Ensure that pause status is checked when processing clipboard
This could be assured with an object-oriented design pattern, i.e. there's an abstract definition of the operation recognize_text_in_image
, there are two implementations so far (recognize_text_in_screenshot
, recognize_text_in_clipboard
). The method calling the operation recognize_text_in_image
makes sure that the pause status is checked, no matter which implementation (recognize_text_in_screenshot
, recognize_text_in_clipboard
) is instantiated at a particular moment. When the text is going to be recognized in audio (🤯) it will be another implementation which will profit from this architecture.
Should this feature be always on (unless paused) or a separate "Detect text in clipboard images" option?
I could imagine both. But possibly start out without a separate option and see how it goes. Experience will show whether an additional option is worth the trouble (more clutter, more cognitive load).
@bwagner I think I have this feature working well. I've created a beta version that can be downloaded here. If you have time I would appreciate you testing this to see if it works as expected.

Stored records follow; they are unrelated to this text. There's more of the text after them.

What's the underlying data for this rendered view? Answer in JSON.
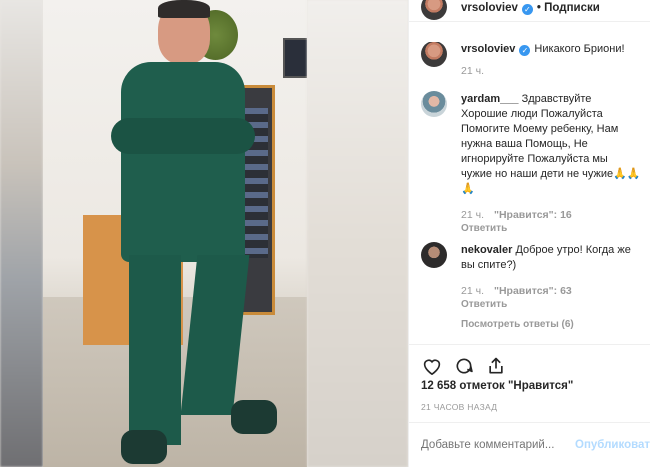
{
  "post": {
    "author": "vrsoloviev",
    "follow_label": "• Подписки",
    "caption_author": "vrsoloviev",
    "caption_text": "Никакого Бриони!",
    "caption_time": "21 ч."
  },
  "comments": [
    {
      "author": "yardam___",
      "text": "Здравствуйте Хорошие люди Пожалуйста Помогите Моему ребенку, Нам нужна ваша Помощь, Не игнорируйте Пожалуйста мы чужие но наши дети не чужие🙏🙏🙏",
      "time": "21 ч.",
      "likes": "\"Нравится\": 16",
      "reply": "Ответить"
    },
    {
      "author": "nekovaler",
      "text": "Доброе утро! Когда же вы спите?)",
      "time": "21 ч.",
      "likes": "\"Нравится\": 63",
      "reply": "Ответить",
      "more_replies": "Посмотреть ответы (6)"
    }
  ],
  "actions": {
    "like_icon": "heart-icon",
    "comment_icon": "comment-icon",
    "share_icon": "share-icon"
  },
  "likes_count": "12 658 отметок \"Нравится\"",
  "posted_ago": "21 ЧАСОВ НАЗАД",
  "comment_box": {
    "placeholder": "Добавьте комментарий...",
    "publish_label": "Опубликовать"
  },
  "colors": {
    "verified": "#3897f0",
    "publish_disabled": "#b3dbff",
    "muted": "#999999"
  }
}
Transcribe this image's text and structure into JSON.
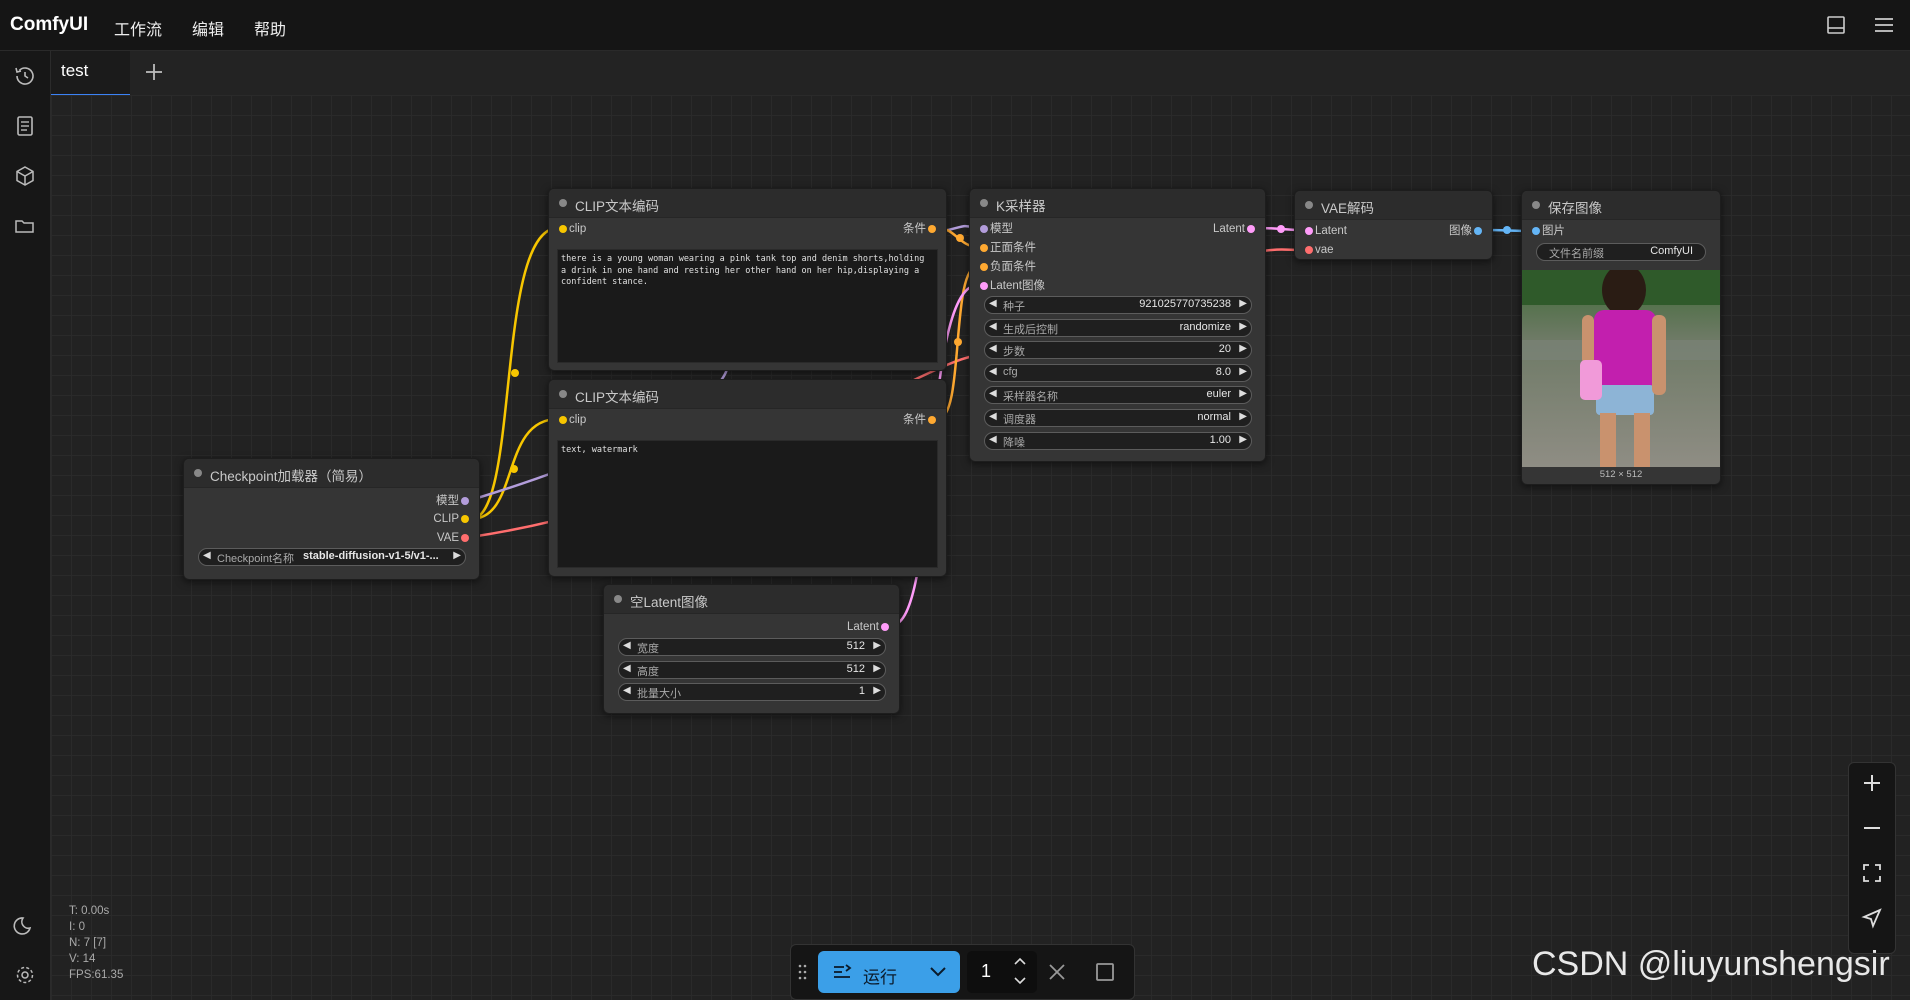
{
  "app": {
    "title": "ComfyUI"
  },
  "menu": [
    "工作流",
    "编辑",
    "帮助"
  ],
  "tab": {
    "label": "test"
  },
  "nodes": {
    "clip_pos": {
      "title": "CLIP文本编码",
      "input": "clip",
      "output": "条件",
      "text": "there is a young woman wearing a pink tank top and denim shorts,holding a drink in one hand and resting her other hand on her hip,displaying a confident stance."
    },
    "clip_neg": {
      "title": "CLIP文本编码",
      "input": "clip",
      "output": "条件",
      "text": "text, watermark"
    },
    "checkpoint": {
      "title": "Checkpoint加载器（简易）",
      "outputs": [
        "模型",
        "CLIP",
        "VAE"
      ],
      "widget": {
        "name": "Checkpoint名称",
        "value": "stable-diffusion-v1-5/v1-..."
      }
    },
    "ksampler": {
      "title": "K采样器",
      "inputs": [
        "模型",
        "正面条件",
        "负面条件",
        "Latent图像"
      ],
      "output": "Latent",
      "widgets": [
        {
          "name": "种子",
          "value": "921025770735238"
        },
        {
          "name": "生成后控制",
          "value": "randomize"
        },
        {
          "name": "步数",
          "value": "20"
        },
        {
          "name": "cfg",
          "value": "8.0"
        },
        {
          "name": "采样器名称",
          "value": "euler"
        },
        {
          "name": "调度器",
          "value": "normal"
        },
        {
          "name": "降噪",
          "value": "1.00"
        }
      ]
    },
    "vae_decode": {
      "title": "VAE解码",
      "inputs": [
        "Latent",
        "vae"
      ],
      "output": "图像"
    },
    "save_image": {
      "title": "保存图像",
      "input": "图片",
      "widget": {
        "name": "文件名前缀",
        "value": "ComfyUI"
      },
      "image_size": "512 × 512"
    },
    "empty_latent": {
      "title": "空Latent图像",
      "output": "Latent",
      "widgets": [
        {
          "name": "宽度",
          "value": "512"
        },
        {
          "name": "高度",
          "value": "512"
        },
        {
          "name": "批量大小",
          "value": "1"
        }
      ]
    }
  },
  "stats": {
    "t": "T: 0.00s",
    "i": "I: 0",
    "n": "N: 7 [7]",
    "v": "V: 14",
    "fps": "FPS:61.35"
  },
  "runbar": {
    "run_label": "运行",
    "quantity": "1"
  },
  "watermark": "CSDN @liuyunshengsir",
  "colors": {
    "clip": "#f7c600",
    "model": "#b39ddb",
    "vae": "#ff6e6e",
    "cond": "#ffa931",
    "latent": "#ff9cf9",
    "image": "#64b5f6",
    "run": "#3b9fe8"
  }
}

Looks great, @RhetTbull ! Thanks a lot for implementing it! Notifications were not working, but that might be a faulty configuration on my side.
Is it implemented using polling? How much of a performance impact is polling (if it can be estimated roughly)?
Yes, the clipboard is checked via polling. Currently, I've got it set to poll the clipboard for changes every 2 seconds. On my old MacBook, Textinator is using 0% CPU so it doesn't appear to be a big impact. The NSPasteboard
API which provides the clipboard (pasteboard) interface provides a means to check if another app has written to the clipboard and that's what Textinator checks thus Textinator does not have to constantly check the clipboard contents. The contents will only be checked for presence of an image if there's an indication of change.
Terrific. Thanks a lot!
When you use Ctrl-Cmd-Shift-4 to copy a section of the screen, it is not saved as a screenshot, but is merely kept in the Clipboard. Often I don't need to have a screenshot as a file when capturing it just for the sake of text recognition. It would be useful to have Textinator also react to this constellation and perform text recognition of a picture in the clipboard.